“Jesús
ora, sana enfermos y expulsa demonios” (Mc
1, 29-39). El Evangelio nos relata un día en la vida de Jesús: ora, sana
enfermos y expulsa demonios. Además de curar a la suegra de Pedro, Jesús cura a
numerosos enfermos que habían acudido a Él y expulsa a demonios que habían
tomado posesión de muchos hombres. La situación de quienes acuden a Jesús
describe el estado de la humanidad desde el pecado original de Adán y Eva: sometida
a la enfermedad, al dolor y a la muerte y esclava del demonio.
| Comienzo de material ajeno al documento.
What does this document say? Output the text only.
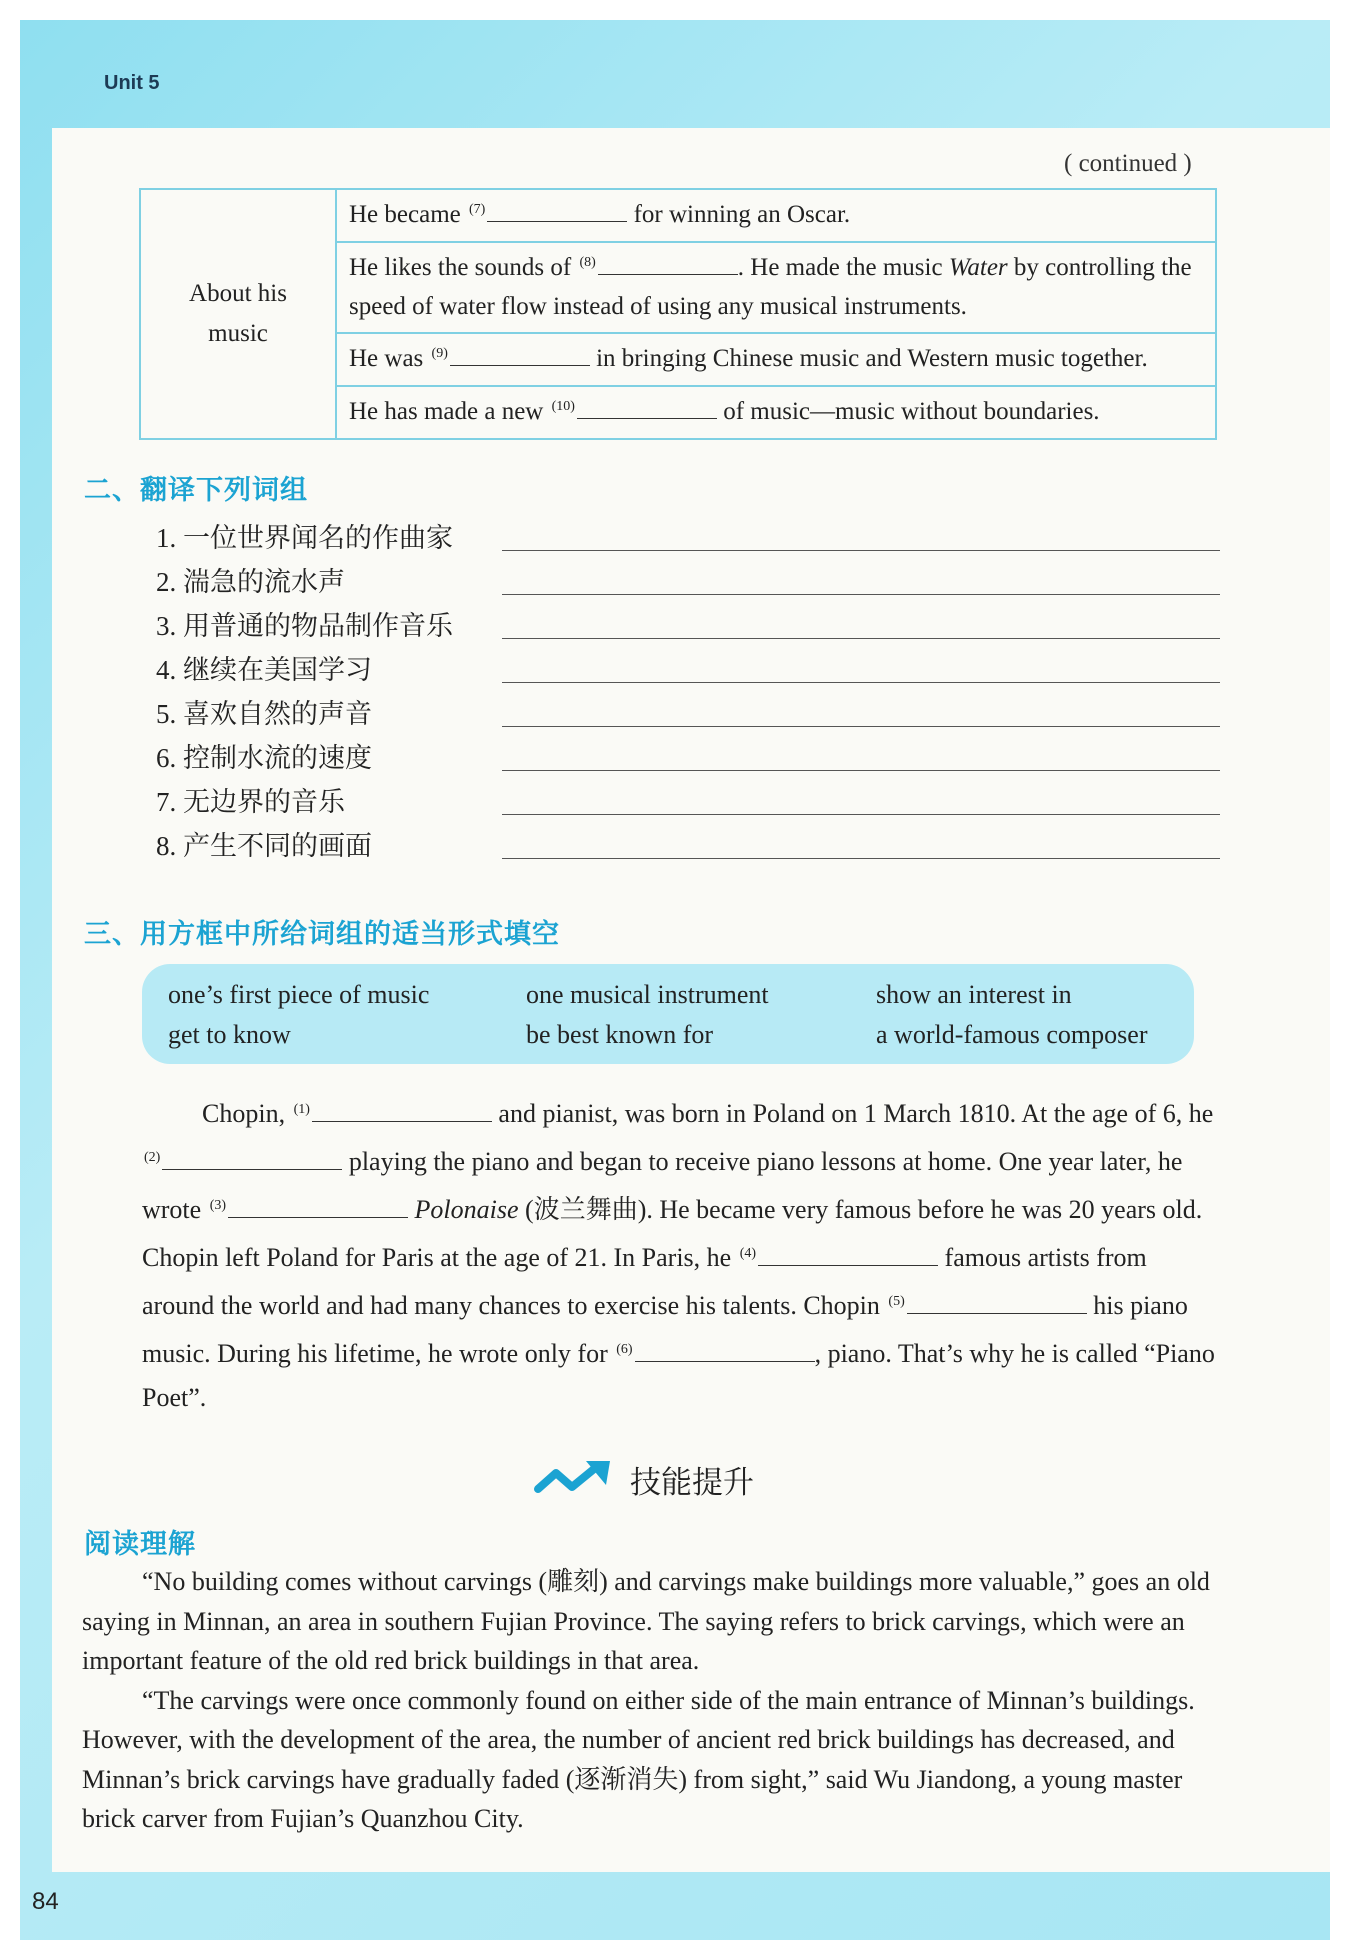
Unit 5
( continued )
About his
music	He became $^{(7)}$	for winning an Oscar.
He likes the sounds of $^{(8)}$	. He made the music Water by controlling the speed of water flow instead of using any musical instruments.
He was $^{(9)}$	in bringing Chinese music and Western music together.
He has made a new $^{(10)}$	of music—music without boundaries.
二、翻译下列词组
1. 一位世界闻名的作曲家
2. 湍急的流水声
3. 用普通的物品制作音乐
4. 继续在美国学习
5. 喜欢自然的声音
6. 控制水流的速度
7. 无边界的音乐
8. 产生不同的画面
三、用方框中所给词组的适当形式填空
one’s first piece of music	one musical instrument	show an interest in
get to know	be best known for	a world-famous composer

Chopin, $^{(1)}$	and pianist, was born in Poland on 1 March 1810. At the age of 6, he $^{(2)}$	playing the piano and began to receive piano lessons at home. One year later, he wrote $^{(3)}$	Polonaise (波兰舞曲). He became very famous before he was 20 years old. Chopin left Poland for Paris at the age of 21. In Paris, he $^{(4)}$	famous artists from around the world and had many chances to exercise his talents. Chopin $^{(5)}$	his piano music. During his lifetime, he wrote only for $^{(6)}$	, piano. That’s why he is called “Piano Poet”.

技能提升
阅读理解

“No building comes without carvings (雕刻) and carvings make buildings more valuable,” goes an old saying in Minnan, an area in southern Fujian Province. The saying refers to brick carvings, which were an important feature of the old red brick buildings in that area.

“The carvings were once commonly found on either side of the main entrance of Minnan’s buildings. However, with the development of the area, the number of ancient red brick buildings has decreased, and Minnan’s brick carvings have gradually faded (逐渐消失) from sight,” said Wu Jiandong, a young master brick carver from Fujian’s Quanzhou City.

84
Jesús ha venido “para
destruir las obras del demonio” (cfr. 1
Jn 3, 8), esto es, el pecado, la enfermedad y la muerte, porque es por
causa del demonio –además del libre albedrío humano- que Adán y Eva,
desobedeciendo las órdenes de Dios, perdieron los dones preternaturales y
quedaron sometidos a las miserias de esta vida, convertida en “valle de
lágrimas”, además de esclavizados por el demonio. Al curar las enfermedades que
aquejan a la humanidad y al expulsar al demonio que esclavizando al cuerpo
atormenta el alma, Jesús quita de en medio dos grandes males que asolan la
humanidad desde la Desobediencia Original. Sin embargo, la obra de Jesús no se
detiene en estas acciones, aun cuando estas acciones sean grandiosas y
proporcionen paz a los hombres. Es verdad que Jesús ha venido “para destruir
las obras del demonio”, pero el exceso de amor de su Corazón Misericordioso es
tan grande e incomprensible, que a Jesús no le basta con simplemente curar
nuestras enfermedades y expulsar de nuestros cuerpos, almas y vidas al Enemigo
de nuestra salvación: en su Amor Misericordioso, infinito, eterno, inagotable,
inabarcable, Jesús quiere darnos su Vida, la misma vida divina que Él posee
como Dios Hijo desde la eternidad; quiere darnos su filiación divina, la misma
filiación divina con la cual Él es Hijo Eterno del Padre; quiere darnos el
Fuego del Divino Amor, el Espíritu Santo, el Amor con el cual Él ama al Padre y
el Padre lo ama a Él en el Reino de los cielos, desde la eternidad. Y es para
eso que se queda en la Eucaristía, porque es allí, en el don de su Cuerpo, Sangre,
Alma y Divinidad, en donde Él encuentra satisfacción a su deseo, el de donarse
por completo, sin reservas, con todo su infinito Amor, a cada alma que lo
recibe en la comunión eucarística con fe y con amor. Muchos acuden a Jesús para
que sane sus cuerpos y almas enfermos; muchos acuden a Jesús por estar
atormentados por el demonio. Pero pocos, muy pocos, acuden a Jesús Eucaristía
para recibir lo que Jesús quiere darnos, que es infinitamente más grande que
simplemente curar nuestras enfermedades y alejar de nuestras vidas al espíritu
inmundo: su Sagrado Corazón Eucarístico, que arde en las llamas del Divino
Amor.
Adorado seas, Jesús, Cordero de Dios, Segunda Persona de la Santísima Trinidad, Dios oculto en el Santísimo Sacramento del altar. Adorado seas en la eternidad, en el seno de Dios Padre; adorado seas en el tiempo, en el seno de la Virgen Madre; adorado seas, en el tiempo de la Iglesia, en su seno, el altar Eucarístico. Adorado seas, Jesús, en el tiempo y en la eternidad.